Fastest way possible to find index of value equals 1 across a matrix column

Hi there everyone. I am currently working on my thesis which involves an optimization problem in which I have an X decision matrix filled with 0s, each column must have a 1 value as it represents an allocation.
In my local search algorithm I iterate over the matrix as follows:

S, B = size(X)
for j₁ in 1:B
  ĩ = findfirst(==(1), X[:, j₁])
  for j₂ in j₁+1:B
    i✶ = findfirst(==(1), X[:, j₂])
    # compute the move with ĩ and i✶ ...
  end
end

However after timing and benchmarking I find that a significant amount of time is spent on the i✶ = findfirst(==(1), X[:, j₂]) line which made me ask myself: What is the fastest way out there to find which index equals one across my entire column? I am talking about absolute blazing speed as this computation is performed hundreds of thousands of times. Any tricks or tips or memory shenanigans to do so? My matrix is not particularly large but it’s not trivially small either (eg. 500 rows, 2650 columns, double that).

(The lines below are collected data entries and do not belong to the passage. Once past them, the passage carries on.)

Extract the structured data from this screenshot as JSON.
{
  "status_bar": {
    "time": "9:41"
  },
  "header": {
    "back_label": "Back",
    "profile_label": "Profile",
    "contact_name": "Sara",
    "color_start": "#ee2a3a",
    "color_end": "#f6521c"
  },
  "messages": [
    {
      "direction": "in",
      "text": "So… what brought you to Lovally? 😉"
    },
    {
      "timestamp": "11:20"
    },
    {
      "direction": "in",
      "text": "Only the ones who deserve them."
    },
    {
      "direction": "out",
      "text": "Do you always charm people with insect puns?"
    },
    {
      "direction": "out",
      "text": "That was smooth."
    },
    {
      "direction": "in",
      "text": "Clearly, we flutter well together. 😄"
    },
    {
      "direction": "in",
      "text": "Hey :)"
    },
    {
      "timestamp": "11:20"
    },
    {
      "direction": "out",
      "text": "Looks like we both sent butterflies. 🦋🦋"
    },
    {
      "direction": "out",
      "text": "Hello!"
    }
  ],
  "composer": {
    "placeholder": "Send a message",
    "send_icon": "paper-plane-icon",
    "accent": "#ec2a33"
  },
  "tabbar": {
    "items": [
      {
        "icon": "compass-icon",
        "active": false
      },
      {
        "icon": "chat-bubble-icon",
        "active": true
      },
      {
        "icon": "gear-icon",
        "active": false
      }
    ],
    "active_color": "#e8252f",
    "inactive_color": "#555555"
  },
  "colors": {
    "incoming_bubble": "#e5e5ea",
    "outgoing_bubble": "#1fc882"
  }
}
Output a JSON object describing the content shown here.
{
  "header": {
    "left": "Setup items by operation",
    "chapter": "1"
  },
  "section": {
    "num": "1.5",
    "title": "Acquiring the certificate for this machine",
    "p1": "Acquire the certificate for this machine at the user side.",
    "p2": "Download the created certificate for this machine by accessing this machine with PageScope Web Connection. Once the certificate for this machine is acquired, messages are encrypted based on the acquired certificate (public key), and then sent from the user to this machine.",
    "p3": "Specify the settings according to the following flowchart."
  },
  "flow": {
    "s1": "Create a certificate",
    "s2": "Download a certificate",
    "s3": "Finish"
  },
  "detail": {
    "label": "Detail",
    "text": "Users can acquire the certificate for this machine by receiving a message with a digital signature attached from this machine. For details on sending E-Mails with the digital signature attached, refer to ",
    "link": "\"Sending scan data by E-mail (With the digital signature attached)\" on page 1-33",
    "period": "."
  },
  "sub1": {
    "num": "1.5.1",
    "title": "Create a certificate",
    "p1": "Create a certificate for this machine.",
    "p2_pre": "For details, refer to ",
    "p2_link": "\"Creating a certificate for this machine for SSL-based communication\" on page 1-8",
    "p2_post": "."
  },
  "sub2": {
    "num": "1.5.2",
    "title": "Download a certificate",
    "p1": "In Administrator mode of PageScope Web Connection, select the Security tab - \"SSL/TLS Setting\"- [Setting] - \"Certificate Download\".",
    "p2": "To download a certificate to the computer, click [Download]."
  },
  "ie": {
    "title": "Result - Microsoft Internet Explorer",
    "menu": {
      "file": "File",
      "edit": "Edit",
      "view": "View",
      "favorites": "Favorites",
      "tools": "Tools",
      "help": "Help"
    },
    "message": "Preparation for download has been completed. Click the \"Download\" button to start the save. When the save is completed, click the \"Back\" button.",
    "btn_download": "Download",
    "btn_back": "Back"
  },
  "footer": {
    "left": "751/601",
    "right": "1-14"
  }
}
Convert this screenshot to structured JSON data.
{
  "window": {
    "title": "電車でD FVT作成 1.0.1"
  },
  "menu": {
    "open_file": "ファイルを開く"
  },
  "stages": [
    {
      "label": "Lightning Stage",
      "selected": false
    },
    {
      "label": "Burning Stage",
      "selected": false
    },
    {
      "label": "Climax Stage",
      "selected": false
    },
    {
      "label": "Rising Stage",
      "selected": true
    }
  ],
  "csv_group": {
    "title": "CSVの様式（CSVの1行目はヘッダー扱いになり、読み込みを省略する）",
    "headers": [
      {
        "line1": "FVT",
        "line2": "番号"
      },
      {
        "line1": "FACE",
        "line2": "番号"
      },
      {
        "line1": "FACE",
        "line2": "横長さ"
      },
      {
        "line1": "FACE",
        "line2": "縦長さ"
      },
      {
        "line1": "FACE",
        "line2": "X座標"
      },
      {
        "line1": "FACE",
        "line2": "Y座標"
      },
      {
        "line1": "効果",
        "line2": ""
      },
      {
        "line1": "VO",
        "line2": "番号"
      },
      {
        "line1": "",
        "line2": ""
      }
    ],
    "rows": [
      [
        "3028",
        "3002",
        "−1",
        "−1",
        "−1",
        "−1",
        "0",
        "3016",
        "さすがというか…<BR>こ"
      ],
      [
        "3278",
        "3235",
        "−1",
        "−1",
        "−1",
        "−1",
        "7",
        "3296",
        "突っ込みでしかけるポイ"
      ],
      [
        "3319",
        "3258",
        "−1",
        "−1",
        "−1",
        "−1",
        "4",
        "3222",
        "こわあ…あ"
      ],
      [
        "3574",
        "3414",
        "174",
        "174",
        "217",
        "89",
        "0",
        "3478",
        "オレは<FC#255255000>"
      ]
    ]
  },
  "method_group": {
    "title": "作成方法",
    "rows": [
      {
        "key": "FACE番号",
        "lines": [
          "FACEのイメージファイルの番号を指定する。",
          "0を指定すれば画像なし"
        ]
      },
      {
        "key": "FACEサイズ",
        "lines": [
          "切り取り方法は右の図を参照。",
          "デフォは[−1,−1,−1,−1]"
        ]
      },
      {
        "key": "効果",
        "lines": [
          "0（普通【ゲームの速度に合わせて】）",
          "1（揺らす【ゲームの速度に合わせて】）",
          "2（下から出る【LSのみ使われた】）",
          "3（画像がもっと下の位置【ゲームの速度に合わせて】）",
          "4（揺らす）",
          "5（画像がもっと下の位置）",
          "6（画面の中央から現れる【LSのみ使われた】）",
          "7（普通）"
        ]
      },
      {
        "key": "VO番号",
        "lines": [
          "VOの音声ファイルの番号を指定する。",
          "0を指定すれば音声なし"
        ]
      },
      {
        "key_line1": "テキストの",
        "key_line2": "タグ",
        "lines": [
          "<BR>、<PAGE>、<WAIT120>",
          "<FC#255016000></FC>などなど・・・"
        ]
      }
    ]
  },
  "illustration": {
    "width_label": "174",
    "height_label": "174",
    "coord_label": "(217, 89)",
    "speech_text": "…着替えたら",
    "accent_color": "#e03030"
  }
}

For reference, here is a TimerOutputs output:

| Section | ncalls | time   | %tot   | avg    | alloc   | %tot   | avg     |
|---------|--------|--------|--------|--------|---------|--------|---------|
| Loop j1 | 6      | 63.5s  | 100.0% | 10.6s  | 81.7GiB | 100.0% | 13.6GiB |
| ĩ       | 15.9k  | 31.9ms | 0.1%   | 2.01μs | 63.1MiB | 0.1%   | 4.06KiB |
| Loop j2 | 15.9k  | 63.4s  | 99.9%  | 3.99ms | 81.6GiB | 99.9%  | 5.25MiB |
| i⋆      | 21.1M  | 39.1s  | 61.5%  | 1.85μs | 81.6GiB | 99.9%  | 4.06KiB |

Edit: wow I feel dumb, after posting this I saw the number of calls to i✶ and no wonder it spends so much time there, it gets called millions of times ):

Also note that X[:, j₂] makes a copy. you might want to either use @views.

Also if your matrix has very few 1 values, you should consider using a sparse matrix.

What’s a good rule of thumb to know when to use @views? It’s still not very clear to me when or when not to use it. Thank you very much. Using the macro brought times down significantly so it’s very useful towards achieving my goal.

You should use @views whenever you take a slice of an array (i.e. any indexing that has a : in it), unless you actually want a copy. This is one of my least favorite parts about Julia but it is unfortunately pretty much impossible to fix.

2 Likes

Looking at the code, it would be strange if the the # compute the move part changes X. Therefore, the for loops basically look for all pairs of initial “1” elements in the columns. The way the pairs are found is searching for the same “1” many times over a column. Furthermore, there might be a problem of stability if a column does not contain a “1” (which may never occur for reasons specific to this case).

In any case, looking for the initial “1” once (like in dosomething2() is better, i.e.

julia> using Random

julia> Random.seed!(124)

julia> X = rand(10,10) .< 0.2;

julia> function dosomething(X)
           s=0
           S, B = size(X) 
           for j₁ in 1:B
               ĩ = findfirst(==(1), @view X[:, j₁])
               for j₂ in j₁+1:B
                   i✶ = findfirst(==(1), @view X[:, j₂])
                   s += ĩ * i✶
               end
           end
           s
       end
dosomething (generic function with 1 method)
julia> function dosomething2(X)
           s=0
           S, B = size(X)
           js = [findfirst(==(1), @view X[:, i]) for i in 1:B]
           for j₁ in 1:B
               for j₂ in j₁+1:B
                   s += js[j₁]*js[j₂]
               end
           end
           s
       end
dosomething2 (generic function with 1 method)
julia> using BenchmarkTools

julia> @btime dosomething($X)
  237.532 ns (0 allocations: 0 bytes)
1240

julia> @btime dosomething2($X)
  152.856 ns (1 allocation: 144 bytes)
1240

As shown, this different approach gives a 40% speedup even with a small matrix and the speedup increases with X’s size!

P.S. js can also be calculated with:

js = findfirst.(==(1), eachcol(X))

which is a bit shorter.

1 Like

Thank you for your input! However my current approach does mean that my X is changed during the iterations so precalculating which indices are where is out of the window.

I see. These mutating algorithms are tricky indeed. In any case, the no findfirst approach can still be used, if the first 1 are dynamically kept up to date (when assigning to X a 1 fixup the initial 1 vector. If X mutates violently, this cannot be done, but I’ve given my input :wink: